Muttaki yolda olan her hangi birisine içki versen veya zinaya gitmeyi teklif etsen gider mi? Eğer Allah’ın kendisine kesin olarak yasakladığı bir şeyi teklif edildiğinde giderse o mutlaka yol çizgisini değiştirmiş demektir. Bir vücutta iki kalp bulunmadığı gibi, bir kişide birbirine zıt iki inanç ve yaşam da bulunmaz.
33/4- Allah, bir adamın kendi (göğüs) boşluğu içinde
iki kalp kılmadı ve kendilerini annelerinize benzeterek yemin konusu yaptığınız
(zıharda bulunduğunuz) eşlerinizi sizin anneleriniz yapmadı, evlatlıklarınızı
da sizin (öz) çocuklarınız saymadı. Bu, sizin (yalnızca) ağzınızla
söylemenizdir. Allah ise, hakkı söyler ve (doğru olan) yola yöneltip-iletir.
İnsan ya Allah'ı ilah olarak kabul eder onun nebilerle gönderdiği vahiylerle hayatını düzenler. Ya da insan
Allah’ın dışındaki taptıkları ilahların
koydukları ilkelerle hayatını düzenler. Nasıl aynı anda bir kapı hem açık hem
kapalı olamıyorsa, insan aynı anda hem Müslüman hem de gayri Müslim olamaz. Bir
kişiye iman girerse küfür çıkar. Küfür
girerse iman çıkar.
İnsanlar
kendilerine nasıl bir yol seçmişlerse o yolda güçlenerek devam ederler. Başlangıç noktası sıfır veya
nötr olan iki kişi zıt yönde yürümeye
başladıklarında her ileriye attıkları
adımlar onları birbirinden daha da uzaklaştırıyorsa inkar ya da şirk yolunu
tercih edenlerle iman ve Salih amel işleyenler de hayatta yaşadıkça kendilerini
değiştirmedikçe yol farklılıkları birbirlerinden o derece uzaklaşmaya başlar.
Eğer inkar yolunu
seçmiş bir adam, gittiği yolun yanlışlığının farkına vararak iman eder imanını
Salih amele götürürse İman etmenin ve
imanla yaşamanın hazzını tatmış ve mutmain olmuş bir konumdadır. Eğer kişi bu
güzelliklerin farkına varıp, sonradan yine inkar eder ve inkar yolunda
ilerlerse artık o tekrar iman edip Salih amel işlemesi zorlaşmaktadır.

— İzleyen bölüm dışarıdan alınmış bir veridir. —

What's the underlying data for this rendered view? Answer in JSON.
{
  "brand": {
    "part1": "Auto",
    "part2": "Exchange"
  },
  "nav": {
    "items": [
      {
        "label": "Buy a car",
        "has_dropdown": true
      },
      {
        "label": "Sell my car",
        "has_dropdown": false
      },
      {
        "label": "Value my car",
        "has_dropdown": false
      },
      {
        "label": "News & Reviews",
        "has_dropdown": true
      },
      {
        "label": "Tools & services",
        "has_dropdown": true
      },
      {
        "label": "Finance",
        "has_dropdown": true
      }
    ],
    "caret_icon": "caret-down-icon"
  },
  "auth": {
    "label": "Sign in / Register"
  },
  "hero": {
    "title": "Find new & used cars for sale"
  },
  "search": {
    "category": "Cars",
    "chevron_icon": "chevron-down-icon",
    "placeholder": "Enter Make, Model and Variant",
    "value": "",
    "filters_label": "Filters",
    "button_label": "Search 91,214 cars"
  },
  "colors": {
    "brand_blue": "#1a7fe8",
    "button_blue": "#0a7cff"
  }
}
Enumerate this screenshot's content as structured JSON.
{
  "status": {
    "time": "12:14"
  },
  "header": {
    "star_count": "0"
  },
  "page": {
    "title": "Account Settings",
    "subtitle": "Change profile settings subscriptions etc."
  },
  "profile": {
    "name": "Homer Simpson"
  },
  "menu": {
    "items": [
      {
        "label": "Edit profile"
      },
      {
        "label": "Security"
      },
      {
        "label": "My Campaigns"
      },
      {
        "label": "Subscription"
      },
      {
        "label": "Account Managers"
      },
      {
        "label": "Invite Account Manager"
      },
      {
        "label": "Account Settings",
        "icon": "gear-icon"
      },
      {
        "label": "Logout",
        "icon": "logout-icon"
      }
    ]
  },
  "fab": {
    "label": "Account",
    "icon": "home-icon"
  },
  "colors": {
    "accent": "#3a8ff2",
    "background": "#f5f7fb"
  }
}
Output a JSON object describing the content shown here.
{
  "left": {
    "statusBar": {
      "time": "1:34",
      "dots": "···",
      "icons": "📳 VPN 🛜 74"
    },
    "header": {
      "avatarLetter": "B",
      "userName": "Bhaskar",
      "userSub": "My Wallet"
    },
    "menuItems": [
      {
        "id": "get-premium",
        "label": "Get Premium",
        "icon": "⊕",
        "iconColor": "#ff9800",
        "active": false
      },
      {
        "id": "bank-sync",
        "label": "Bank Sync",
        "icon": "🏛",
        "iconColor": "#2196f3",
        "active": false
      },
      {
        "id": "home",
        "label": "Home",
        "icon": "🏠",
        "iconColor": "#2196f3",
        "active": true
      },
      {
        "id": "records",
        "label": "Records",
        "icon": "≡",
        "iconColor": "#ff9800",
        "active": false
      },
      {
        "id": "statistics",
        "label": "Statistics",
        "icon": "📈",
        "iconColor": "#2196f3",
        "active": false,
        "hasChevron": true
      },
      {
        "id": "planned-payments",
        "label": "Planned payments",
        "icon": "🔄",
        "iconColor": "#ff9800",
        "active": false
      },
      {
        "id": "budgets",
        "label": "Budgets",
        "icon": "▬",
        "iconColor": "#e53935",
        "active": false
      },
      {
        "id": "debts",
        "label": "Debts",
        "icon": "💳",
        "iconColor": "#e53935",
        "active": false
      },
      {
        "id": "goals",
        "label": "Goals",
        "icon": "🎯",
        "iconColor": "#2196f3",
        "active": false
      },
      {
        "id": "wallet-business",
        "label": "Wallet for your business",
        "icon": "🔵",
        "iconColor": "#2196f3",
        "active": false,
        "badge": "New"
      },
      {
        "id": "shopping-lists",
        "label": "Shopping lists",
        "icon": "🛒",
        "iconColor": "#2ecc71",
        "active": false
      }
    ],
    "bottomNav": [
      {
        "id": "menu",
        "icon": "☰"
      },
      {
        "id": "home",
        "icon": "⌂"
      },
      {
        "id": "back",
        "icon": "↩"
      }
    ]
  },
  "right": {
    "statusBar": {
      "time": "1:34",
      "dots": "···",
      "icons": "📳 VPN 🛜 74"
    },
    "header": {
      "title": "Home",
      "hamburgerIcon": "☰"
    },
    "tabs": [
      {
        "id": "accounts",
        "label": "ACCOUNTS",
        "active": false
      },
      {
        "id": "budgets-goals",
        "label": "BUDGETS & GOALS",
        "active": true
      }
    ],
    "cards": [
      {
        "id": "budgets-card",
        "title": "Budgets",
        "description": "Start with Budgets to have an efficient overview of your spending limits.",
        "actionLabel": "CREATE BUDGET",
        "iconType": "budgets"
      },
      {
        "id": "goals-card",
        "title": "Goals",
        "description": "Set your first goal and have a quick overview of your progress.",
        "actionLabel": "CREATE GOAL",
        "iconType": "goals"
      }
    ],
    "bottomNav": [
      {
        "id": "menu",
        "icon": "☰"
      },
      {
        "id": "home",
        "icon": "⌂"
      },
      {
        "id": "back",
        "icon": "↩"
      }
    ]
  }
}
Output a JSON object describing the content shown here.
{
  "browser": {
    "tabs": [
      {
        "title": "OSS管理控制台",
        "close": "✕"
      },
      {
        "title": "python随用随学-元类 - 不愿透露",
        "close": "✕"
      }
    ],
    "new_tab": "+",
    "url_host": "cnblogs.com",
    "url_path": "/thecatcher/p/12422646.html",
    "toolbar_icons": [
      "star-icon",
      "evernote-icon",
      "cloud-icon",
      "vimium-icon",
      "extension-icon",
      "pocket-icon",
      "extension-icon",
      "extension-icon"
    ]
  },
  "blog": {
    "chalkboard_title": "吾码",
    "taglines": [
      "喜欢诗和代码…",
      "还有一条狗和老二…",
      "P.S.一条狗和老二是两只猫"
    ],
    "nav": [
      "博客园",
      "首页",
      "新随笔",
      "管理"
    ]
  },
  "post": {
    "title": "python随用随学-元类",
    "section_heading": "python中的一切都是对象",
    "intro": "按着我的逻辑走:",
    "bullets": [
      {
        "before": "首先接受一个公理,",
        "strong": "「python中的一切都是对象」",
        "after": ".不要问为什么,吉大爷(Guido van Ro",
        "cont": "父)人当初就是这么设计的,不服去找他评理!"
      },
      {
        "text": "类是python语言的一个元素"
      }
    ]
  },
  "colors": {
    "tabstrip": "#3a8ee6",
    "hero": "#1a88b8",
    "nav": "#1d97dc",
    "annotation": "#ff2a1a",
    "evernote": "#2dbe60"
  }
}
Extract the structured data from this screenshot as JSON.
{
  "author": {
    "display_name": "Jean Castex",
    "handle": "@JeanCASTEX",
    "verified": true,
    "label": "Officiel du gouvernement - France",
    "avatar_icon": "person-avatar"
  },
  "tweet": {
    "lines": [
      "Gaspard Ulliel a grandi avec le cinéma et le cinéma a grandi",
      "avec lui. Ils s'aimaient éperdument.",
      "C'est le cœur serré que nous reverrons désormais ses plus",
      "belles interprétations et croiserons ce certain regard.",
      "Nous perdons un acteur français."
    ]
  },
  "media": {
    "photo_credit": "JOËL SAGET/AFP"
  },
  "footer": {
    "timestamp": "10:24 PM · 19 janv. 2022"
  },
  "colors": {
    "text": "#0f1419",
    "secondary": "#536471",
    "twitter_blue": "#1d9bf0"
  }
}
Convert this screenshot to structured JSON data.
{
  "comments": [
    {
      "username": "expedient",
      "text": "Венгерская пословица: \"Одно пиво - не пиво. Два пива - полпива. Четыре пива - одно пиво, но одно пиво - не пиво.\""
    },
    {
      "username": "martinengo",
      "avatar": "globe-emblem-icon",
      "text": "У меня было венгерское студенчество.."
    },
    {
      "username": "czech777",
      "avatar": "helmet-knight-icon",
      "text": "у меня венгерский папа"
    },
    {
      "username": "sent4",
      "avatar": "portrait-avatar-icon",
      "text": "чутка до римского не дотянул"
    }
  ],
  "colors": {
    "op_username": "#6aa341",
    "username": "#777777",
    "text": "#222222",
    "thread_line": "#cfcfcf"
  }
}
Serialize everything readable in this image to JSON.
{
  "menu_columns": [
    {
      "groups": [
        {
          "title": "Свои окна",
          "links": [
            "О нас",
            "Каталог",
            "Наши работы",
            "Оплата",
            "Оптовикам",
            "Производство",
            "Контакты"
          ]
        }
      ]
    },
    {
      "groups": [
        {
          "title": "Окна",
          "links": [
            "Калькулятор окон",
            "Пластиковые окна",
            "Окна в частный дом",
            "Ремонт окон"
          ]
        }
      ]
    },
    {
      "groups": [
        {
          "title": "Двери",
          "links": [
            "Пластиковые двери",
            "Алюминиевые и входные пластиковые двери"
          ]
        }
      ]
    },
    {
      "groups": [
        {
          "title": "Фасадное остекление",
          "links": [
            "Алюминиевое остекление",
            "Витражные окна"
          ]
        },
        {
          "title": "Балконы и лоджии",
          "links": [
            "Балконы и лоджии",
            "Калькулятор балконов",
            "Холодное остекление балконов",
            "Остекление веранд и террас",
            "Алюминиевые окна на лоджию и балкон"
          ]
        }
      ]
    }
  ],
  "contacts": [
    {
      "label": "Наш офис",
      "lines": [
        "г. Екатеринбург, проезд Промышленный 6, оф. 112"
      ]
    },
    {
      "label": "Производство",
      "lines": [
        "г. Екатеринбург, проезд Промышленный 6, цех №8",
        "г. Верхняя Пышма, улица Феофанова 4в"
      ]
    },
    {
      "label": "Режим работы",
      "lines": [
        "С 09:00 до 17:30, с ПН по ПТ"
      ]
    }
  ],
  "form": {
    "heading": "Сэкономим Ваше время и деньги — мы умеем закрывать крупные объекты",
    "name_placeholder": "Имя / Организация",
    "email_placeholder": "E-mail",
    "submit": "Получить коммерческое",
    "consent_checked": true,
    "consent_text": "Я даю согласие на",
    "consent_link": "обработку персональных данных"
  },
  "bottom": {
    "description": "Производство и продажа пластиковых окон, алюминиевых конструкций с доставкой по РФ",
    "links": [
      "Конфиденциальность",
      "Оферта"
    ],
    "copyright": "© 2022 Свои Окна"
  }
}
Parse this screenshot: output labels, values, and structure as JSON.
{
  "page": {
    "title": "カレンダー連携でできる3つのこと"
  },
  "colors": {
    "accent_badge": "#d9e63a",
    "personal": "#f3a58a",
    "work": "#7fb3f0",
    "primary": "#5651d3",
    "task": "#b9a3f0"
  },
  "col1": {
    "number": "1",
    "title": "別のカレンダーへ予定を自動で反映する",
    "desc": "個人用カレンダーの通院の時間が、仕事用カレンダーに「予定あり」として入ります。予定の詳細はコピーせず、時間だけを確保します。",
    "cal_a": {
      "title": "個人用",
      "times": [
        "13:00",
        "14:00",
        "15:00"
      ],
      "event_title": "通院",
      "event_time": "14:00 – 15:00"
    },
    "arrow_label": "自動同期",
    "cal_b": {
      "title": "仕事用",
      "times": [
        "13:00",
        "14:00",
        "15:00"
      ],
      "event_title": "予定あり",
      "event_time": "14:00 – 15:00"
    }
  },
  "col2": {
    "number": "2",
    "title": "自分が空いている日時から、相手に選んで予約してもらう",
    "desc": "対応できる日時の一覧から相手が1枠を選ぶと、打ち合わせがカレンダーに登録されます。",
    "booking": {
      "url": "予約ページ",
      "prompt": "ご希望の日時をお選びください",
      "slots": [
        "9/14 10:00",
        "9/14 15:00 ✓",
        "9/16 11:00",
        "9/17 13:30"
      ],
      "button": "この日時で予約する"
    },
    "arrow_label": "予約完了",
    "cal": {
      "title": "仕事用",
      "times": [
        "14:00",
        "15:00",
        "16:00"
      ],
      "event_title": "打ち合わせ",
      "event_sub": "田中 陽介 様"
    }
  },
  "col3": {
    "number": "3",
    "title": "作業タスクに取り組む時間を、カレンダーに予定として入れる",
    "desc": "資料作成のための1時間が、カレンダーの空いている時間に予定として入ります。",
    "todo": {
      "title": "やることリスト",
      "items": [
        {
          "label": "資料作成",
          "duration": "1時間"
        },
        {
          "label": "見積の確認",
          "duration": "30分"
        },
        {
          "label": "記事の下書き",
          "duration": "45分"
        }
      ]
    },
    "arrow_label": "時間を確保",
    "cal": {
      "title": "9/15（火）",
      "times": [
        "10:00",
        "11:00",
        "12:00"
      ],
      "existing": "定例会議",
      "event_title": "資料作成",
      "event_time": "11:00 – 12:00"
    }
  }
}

4/137- Gerçek şu, iman edip sonra inkara sapanlar,
sonra yine iman edip sonra inkara sapanlar sonra da inkarları artanlar… Allah
onları bağışlayacak değildir, onları doğru yola da iletecek değildir.
Allah Her ne
şartta olursa olsun Dünya hayatında gittiği yanlış yoldan değişim
dönüşüm yaparsa bağışlar. Ama bağımlılık yapan alışkanlıklar onu asla
bağışlanmak için çaba göstermesine ve bağışlanmasına engel olur. Nasıl dişleri yalama yapmış bir
cıvata işlevini yitirip görev yapamıyorsa, iman edip sonra inkar eden , sonra
iman edip yine inkar edenler ve inkarı arttıranlar cıvatanın işlevini yitirmesi
gibi işlevlerini yitirirler.
Her insan bir
hayat serüveni boyunca Hayatta yaşarken
kendi yolu doğrultusunda olan malzemelerle
hayatlarını örerler. İman eden ve Salih amel işlemede karar verenler, Allah’ın
yasaklamış olduğu haram şeylere karşı o yolda olgunlaştıkça duyarsızlaşırlar.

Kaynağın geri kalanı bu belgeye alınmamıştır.